Minnesota state employees will re-examine thousands of Medicaid service providers in the latest effort to fight fraud and prevent the federal government from withholding critical funds.
In an “unprecedented” push, the state will be revalidating more than 5,800 organizations that are enrolled to provide services through Medicaid-funded programs identified as high-risk for fraud, Minnesota Medicaid Director John Connolly said.
“Right now we need to pull out all the stops and assure ourselves, and the people of Minnesota, that the providers of these services are qualified and eligible to carry out their work,” Connolly said during a Feb. 2 update on state efforts to combat fraud.
Federal prosecutors have said billions of dollars may have been lost to fraud in 14 high-risk social services programs, one of which has been shut down.
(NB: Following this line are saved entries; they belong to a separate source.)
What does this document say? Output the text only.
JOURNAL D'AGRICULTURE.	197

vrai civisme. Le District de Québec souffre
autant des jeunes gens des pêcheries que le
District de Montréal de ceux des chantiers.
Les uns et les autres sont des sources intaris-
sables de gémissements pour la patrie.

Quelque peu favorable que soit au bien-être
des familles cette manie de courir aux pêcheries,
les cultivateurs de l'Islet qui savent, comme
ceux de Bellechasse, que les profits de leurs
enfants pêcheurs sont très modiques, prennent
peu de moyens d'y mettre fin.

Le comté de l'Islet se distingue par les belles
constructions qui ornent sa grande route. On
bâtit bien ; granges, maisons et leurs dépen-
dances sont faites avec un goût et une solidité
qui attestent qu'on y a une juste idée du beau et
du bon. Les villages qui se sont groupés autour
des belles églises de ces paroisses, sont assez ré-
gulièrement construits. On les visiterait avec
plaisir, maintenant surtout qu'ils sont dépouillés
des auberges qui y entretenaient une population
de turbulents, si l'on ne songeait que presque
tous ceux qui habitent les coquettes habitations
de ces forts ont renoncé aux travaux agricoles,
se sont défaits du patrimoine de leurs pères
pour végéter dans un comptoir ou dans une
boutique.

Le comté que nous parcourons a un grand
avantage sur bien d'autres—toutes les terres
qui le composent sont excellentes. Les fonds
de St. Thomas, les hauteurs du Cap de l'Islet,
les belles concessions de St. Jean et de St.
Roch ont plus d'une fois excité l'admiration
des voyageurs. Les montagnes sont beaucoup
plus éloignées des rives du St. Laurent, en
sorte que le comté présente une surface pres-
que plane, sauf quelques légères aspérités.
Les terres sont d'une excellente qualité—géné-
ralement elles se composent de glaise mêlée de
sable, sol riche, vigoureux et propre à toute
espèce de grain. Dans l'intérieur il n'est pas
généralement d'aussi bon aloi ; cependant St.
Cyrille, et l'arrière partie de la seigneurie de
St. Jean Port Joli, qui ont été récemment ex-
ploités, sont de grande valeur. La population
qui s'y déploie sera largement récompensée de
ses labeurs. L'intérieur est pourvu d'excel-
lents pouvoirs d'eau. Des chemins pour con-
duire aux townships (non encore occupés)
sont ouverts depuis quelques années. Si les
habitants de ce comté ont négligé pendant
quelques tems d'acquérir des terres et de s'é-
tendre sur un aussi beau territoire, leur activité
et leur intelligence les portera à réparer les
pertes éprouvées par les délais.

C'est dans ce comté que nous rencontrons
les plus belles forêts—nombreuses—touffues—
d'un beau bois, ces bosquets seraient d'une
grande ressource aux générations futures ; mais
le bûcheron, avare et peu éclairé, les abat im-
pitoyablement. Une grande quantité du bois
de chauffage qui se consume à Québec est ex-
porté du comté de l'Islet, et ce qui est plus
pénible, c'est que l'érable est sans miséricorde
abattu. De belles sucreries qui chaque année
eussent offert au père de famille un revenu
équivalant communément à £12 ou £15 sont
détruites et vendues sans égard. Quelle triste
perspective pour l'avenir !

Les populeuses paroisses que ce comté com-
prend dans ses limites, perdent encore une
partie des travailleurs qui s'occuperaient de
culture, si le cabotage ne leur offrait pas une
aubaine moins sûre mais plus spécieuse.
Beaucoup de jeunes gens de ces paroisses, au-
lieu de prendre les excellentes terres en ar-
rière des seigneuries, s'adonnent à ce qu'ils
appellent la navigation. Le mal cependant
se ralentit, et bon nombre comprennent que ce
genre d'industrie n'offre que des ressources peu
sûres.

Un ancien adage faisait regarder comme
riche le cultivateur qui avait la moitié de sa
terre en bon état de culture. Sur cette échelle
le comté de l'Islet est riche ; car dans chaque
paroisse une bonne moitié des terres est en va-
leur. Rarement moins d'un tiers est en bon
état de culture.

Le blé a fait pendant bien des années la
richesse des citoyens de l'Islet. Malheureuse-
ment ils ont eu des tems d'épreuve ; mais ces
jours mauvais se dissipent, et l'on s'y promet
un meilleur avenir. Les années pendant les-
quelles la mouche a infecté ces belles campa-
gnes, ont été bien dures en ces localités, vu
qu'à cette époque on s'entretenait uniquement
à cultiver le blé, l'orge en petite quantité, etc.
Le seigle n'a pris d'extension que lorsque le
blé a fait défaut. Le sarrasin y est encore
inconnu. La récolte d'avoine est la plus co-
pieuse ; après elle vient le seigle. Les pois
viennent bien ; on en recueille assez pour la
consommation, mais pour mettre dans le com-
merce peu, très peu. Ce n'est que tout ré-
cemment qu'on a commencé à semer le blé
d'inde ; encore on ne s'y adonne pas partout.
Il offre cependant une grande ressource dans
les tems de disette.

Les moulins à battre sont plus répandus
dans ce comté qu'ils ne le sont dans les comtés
The revalidation process for providers in those programs includes reviews of their documentation and background studies of owners and on-site screenings.
The Minnesota Department of Human Services is attempting to assemble 168 additional staff members from across state government to help conduct the unannounced visits to providers. The agency is racing to complete all the checks by the end of May. Typically high-risk providers are revalidated at least once every three years.
The revalidations are a major part of a corrective action plan the state sent to the federal Centers for Medicare and Medicaid Services (CMS), Connolly said.
Federal officials previously said the corrective action plan the state submitted in December was inadequate.